Originally posted by badgerprints
Going to a movie compared to healthcare is like comparing an apple to a hand grenade.

The private sector includes lawyers. Lots and lots of lawyers who reap huge benefits win or lose in healthcare lawsuits. Want to reduce healthcare? Look into the percentage of healthcare that has nothing to do with care and everything to do with greed.


It's not a far fetched comparison, just because one is a need and one is a want doesn't' mean that both don't involve price gouging for reason to keep up facilities. Most hospitals go bankrupt, fact.

[edit on 17-8-2009 by yellowcard]


Well, the difference is that it is YOUR choice to buy a coke, whether at the store or theater. In the hospital, you have no choice. They think you need an aspirin, or whatever, you get it, whether your really need it or not.
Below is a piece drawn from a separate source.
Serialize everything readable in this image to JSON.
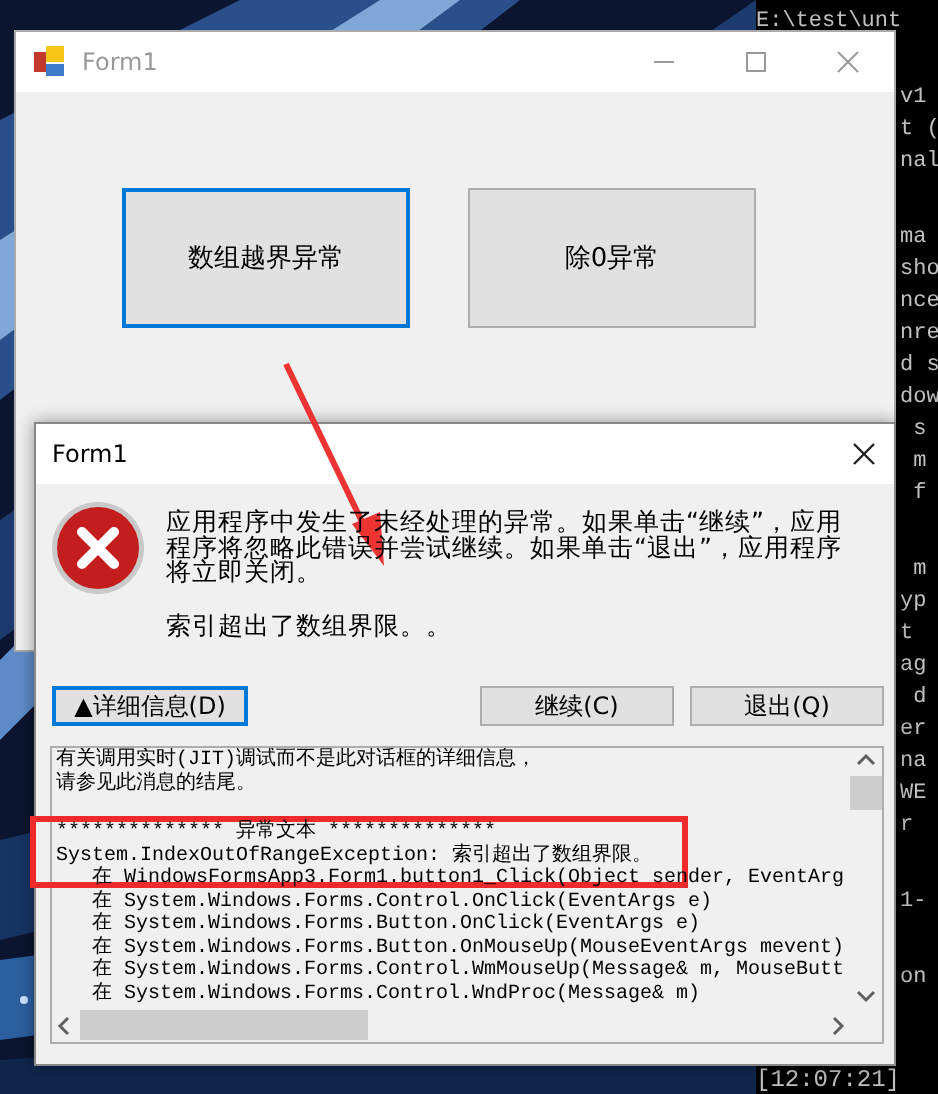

I think one reason they do it is because they can! Most folks don't REALLY look at their bills, then call the dr. or hospital and ask about a charge they don't understand. My mom was charged $15 for a TOOTHBRUSH, $150 for one of those vomit tubs, and $25 for a box of freaking kleenex. They didn't callthem toothbrushes, kleenex or vomit tubs on the bills. Can't remember the terms they used, something that left the impression that it is some kind of a test or something. My mom didn't remember those particular tests, so she called and asked them about it and was transferred to several people before she ever got a straight answer.

Alot of times it is just out and out FRAUD!